Many gold processing plants are experiencing challenges as mining pits are becoming deeper, rocks are getting harder and more complex polymetallic and refractory ores are being encountered. The variations in the characteristics of ores lead to deviations from the established parameters, and these affect gold extraction efficiency. This paper presents a study where geological characteristics of the ore types from some mining pits were used to ascertain the influence of ore blends on improving the performances of comminution and leaching circuits. To achieve this, mineralogical, comminution, gravity recoverable gold and leaching investigations were conducted on fresh and weathered ore samples and their blends. Mineralogical study showed that the main rock types associated with the mine pits were dolerite, phyllites, conglomerates and sandstone. The dominant minerals were quartz, plagioclase, with traces of pyrites. The Crushability Work Indices of the rocks were between 30 and 37 KWh/t, which are generally higher than the maximum design value of 31.9 kWh/t, and this situation will pose throughput challenges in that section.

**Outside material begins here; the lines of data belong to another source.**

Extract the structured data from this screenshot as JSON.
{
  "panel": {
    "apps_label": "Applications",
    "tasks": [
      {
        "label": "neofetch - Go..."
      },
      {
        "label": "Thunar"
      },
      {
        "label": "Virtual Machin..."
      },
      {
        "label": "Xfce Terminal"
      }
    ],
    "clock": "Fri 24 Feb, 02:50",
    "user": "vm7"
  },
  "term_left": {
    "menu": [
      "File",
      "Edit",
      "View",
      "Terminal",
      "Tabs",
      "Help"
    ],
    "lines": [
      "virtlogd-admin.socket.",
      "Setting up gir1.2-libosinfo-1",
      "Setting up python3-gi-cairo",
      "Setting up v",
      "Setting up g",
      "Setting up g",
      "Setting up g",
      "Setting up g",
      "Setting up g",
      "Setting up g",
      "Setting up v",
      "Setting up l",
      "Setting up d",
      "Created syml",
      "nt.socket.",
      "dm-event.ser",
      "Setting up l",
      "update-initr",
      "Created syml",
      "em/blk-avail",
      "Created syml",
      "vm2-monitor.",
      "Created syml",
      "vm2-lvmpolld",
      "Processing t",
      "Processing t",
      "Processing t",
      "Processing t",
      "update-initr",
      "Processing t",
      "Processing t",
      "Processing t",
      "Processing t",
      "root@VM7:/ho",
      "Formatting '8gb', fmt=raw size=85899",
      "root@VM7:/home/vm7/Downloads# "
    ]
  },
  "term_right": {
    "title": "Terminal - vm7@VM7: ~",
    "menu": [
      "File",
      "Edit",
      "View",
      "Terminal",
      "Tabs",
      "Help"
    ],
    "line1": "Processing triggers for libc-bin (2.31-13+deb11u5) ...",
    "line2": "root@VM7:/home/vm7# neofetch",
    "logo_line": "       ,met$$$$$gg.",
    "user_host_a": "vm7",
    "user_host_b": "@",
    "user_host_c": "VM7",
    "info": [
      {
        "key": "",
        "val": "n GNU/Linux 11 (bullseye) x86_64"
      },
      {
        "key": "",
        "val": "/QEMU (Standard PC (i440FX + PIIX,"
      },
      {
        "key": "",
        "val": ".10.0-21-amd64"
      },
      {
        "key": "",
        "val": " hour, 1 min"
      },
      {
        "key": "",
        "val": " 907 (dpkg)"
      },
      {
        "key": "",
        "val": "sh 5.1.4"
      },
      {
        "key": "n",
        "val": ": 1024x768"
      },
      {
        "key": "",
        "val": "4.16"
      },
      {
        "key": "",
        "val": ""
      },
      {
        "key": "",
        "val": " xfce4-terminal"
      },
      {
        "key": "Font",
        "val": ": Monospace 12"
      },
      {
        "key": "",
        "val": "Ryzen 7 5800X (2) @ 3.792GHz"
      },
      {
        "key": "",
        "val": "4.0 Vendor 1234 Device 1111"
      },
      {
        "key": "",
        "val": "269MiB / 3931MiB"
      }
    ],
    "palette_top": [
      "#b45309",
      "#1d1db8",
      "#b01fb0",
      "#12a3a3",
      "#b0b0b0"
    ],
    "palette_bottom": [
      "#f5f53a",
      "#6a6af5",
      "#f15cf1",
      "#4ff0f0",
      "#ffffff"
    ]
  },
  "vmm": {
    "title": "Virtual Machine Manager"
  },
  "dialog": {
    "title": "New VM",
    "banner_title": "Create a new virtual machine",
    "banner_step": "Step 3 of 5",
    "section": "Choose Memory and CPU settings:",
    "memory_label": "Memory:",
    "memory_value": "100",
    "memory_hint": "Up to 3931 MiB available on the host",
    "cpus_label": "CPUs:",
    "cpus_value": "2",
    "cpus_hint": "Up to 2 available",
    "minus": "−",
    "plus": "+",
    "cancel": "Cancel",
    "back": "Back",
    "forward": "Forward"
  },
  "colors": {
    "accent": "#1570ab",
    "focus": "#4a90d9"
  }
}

The Bond Ball Mill Work Indices of the blends tested were between 16.4 kWh/t and 9.6 kWh/t and a blend ratio of 85% fresh and 15% weathered was found to have a Bond Ball Work Index almost equal to the design value of 14 kWh/t. With gold assays of 2.5 g/t for dolerite, 2.1 g/t for phyllite, 3.7 g/t for sandstone and 3.4 g/t for conglomerate, the gravity recoverable gold was in the order of sandstone 36% > phyllite (31.5%) > dolerite (29.5%) > conglomerate (18%). The overall gold recoveries were in the sequence of conglomerate (95%), sandstone (94%), phyllite (92%) and dolerite (87%). This information could be utilised in developing a proactive plant operations strategies for an operating plant in order to ultimately manage the plant and enhance achievement of set targets.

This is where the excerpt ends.